Despite the fact that there must have been a coterie of Murray-Sawant voters in the last election, the mayor and the council member come from very different political backgrounds and temperaments. Murray is a pro-business, mainstream, incrementalist, progressive Democrat. Sawant comes from a party that admires Leon Trotsky.
It Sawant were a Christian conservative fundamentalist, we would be pulling out the Bible to see which crazy passages she believes in. I will leave it to you to read the tracts of Marx, Lenin and Trotsky. But if you scan the website of her movement, Socialist Alternative, you will find that the core beliefs are a combination of things many progressives agree on ($15-hour wage, more public assistance, more taxes on the wealthy, pro-union) and stuff that should worry Seattle Democrats.
For one thing, Sawant’s party considers Democrats to be as bad or worse than Republicans. Ok, standard lefty stuff. But they also argue for nationalizing the nation's Fortune 500 companies, which includes the likes of Boeing, Microsoft, PACCAR, Starbucks, Nordstrom, Weyerhaeuser and Expediters International.
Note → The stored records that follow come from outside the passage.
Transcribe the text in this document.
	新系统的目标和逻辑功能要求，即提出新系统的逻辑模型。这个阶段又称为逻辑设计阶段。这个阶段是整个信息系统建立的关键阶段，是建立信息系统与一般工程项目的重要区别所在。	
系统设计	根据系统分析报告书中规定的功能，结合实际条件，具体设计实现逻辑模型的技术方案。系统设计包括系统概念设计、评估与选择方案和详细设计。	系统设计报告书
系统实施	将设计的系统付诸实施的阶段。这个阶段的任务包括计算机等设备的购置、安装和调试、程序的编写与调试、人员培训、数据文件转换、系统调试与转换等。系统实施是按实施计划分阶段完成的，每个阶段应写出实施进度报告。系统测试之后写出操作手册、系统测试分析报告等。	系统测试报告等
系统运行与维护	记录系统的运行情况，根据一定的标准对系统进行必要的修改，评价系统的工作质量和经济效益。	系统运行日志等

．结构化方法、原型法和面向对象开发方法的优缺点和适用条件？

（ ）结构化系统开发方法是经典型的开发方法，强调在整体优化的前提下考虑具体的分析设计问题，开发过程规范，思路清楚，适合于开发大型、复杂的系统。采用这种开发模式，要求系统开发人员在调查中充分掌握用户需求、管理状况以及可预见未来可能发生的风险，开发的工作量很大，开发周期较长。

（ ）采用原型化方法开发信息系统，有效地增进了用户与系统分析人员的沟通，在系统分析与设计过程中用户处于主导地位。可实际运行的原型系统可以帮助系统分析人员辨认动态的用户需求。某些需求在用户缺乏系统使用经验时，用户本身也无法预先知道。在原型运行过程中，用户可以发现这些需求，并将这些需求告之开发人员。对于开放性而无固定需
They believe in global, worldwide Marxist revolution and putting an end to capitalism — not as we know it, but altogether. In other words, Sawant's socialism is the antithesis of Seattle's — let alone the nation's — power structure, and thus the pillars of the local economy. The hearts of Seattle's lefties might be with Sawant, but their paychecks are from Amazon.
If you voted against McGinn because he was too radical, Sawant is in another league. McGinn complained about the elites, but he wasn't seizing control of Microsoft or Boeing and turning them over to workers' collectives. Many voted for Sawant precisely because she wouldn't wind up in charge, but would play the role of spark plug and lefty conscience. That means conflict.
Seattle's Democrats and Socialists can get along, but only so far. Their ideas of pragmatism will inevitably diverge. Sawant will need to mobilize the masses. Murray will need to steer a progressive middle course that delivers what Democratic Seattle wants without seizing the assets of the business community that funds it.
The stakes over who is most effective at getting things done, and who controls the urge to under-reach and over-reach, is important. Murray is the mayor of the whole city; Sawant is one council member. The upcoming struggle is starting to be framed as a battle between two politicians and the different world views they represent.
The left is notorious for schisms, circular firing squads and infighting. Hey, I went to Evergreen so I know. It would be a shame if Seattle politics devolved into that. Especially since the chance of getting things done is really ripe if Democrats and Socialists work together. But inevitably, sparks will fly in a two-party town. And once again we have one.